然而惦记着黄陨的远不止郑心秋一个人,几乎能排成一个战狼中队,郑心秋在三年中学的晨读中见得最多的就是男生向黄陨告白,然后告白失败,男方灰溜溜地落逃。
郑心秋明白自己的劣势,也懂得黄陨的傲气,他蛰伏着、等待着,并没有莽撞行动。
他虽然不是四班的,无法坐拥“近水楼台先得月”
的天时地利,却最懂得勤奋改变命运这个道理,班主任天天在说这句话,郑心秋就把它运用到生活实际中。
由于郑的勤奋与坚持,他很是当了几回护花使者,最后经过与黄陨的促膝长谈之后,他彻底明白了“女神”
的心态与理想——在众多优秀的男生之间,她并非没有一个动心的,但她要的是一个最终能留下来陪她的男生,不是为了罗曼蒂克,不是为了一起考研出国攀登人生巅峰最后步进婚姻的殿堂而是为了去实现她的梦想——务川支教。
黄陨是从务川大山里出来的,她深感到故乡没有一所学校的悲哀,缺乏教育限制了那里孩子们对梦想的想象。
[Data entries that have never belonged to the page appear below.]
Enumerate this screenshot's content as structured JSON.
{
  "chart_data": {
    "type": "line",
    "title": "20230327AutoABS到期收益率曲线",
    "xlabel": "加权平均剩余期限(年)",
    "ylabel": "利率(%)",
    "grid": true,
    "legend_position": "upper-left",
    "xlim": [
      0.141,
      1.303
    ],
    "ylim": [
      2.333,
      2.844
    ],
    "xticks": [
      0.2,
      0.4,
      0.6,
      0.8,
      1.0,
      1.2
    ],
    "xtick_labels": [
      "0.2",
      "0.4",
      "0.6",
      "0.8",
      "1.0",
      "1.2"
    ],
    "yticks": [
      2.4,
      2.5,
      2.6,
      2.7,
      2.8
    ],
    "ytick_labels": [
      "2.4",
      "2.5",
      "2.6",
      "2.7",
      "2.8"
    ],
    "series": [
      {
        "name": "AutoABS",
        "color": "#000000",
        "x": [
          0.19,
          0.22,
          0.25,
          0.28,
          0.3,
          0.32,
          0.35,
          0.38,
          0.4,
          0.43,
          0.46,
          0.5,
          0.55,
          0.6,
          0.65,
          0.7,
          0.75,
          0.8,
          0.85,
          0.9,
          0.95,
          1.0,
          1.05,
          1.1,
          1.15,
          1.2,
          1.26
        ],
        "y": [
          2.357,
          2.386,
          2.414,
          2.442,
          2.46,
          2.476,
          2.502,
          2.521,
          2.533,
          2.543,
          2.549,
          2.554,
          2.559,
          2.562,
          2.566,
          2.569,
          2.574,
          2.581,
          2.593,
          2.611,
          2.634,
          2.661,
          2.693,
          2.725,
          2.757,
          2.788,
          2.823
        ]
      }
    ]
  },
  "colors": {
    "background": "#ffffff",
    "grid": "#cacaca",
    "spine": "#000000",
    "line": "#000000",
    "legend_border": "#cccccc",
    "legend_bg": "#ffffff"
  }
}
听起来是不错的,还带着一些任性,但现实永远残酷得多——郑心秋并没能劝黄陨回心转意,最后倒搭上她的黑车,一同驶往务川。
临别,一位“死党”
前来饯行,问道,“天涯何处无芳草,难道哥你真要为了美色放弃茅以升的桥梁?”
郑想了想,“去他的理想!”
“死党”
又问,“去了,还回来吗?”
郑模仿***的口吻讲,“回啊,当然回来,出去就是为了回来——不不不,可能不会回来了——老弟你珍重!”
说完扭头一行泪抛在西风中。
郑心秋离家出走那一刻算起,他已无路可回,他的父亲宣布郑家再无他这个儿子,养子不孝如养驴。
七月的务川天干寺镇,仍是流火飞跃,刚下“黑车”
的郑心秋立刻觉得自己被热浪拥住,身体略微有些不适,镇上又走几步,更觉浑身有如针刺。
镇子实在算不上大,沿途二三十米,零星分布着二三十户人家,郑心秋没看见走动的居民,只见敞着门的有一家杂货店,一家五金店,还有一爿奇特的铺子“道记丹砂”
,各司其职地坐落在路的两侧,没有饭店,没有书店,没有……哦,哪来的凉风?从小楼的间隙里可以看见外面的河流,适才“打车”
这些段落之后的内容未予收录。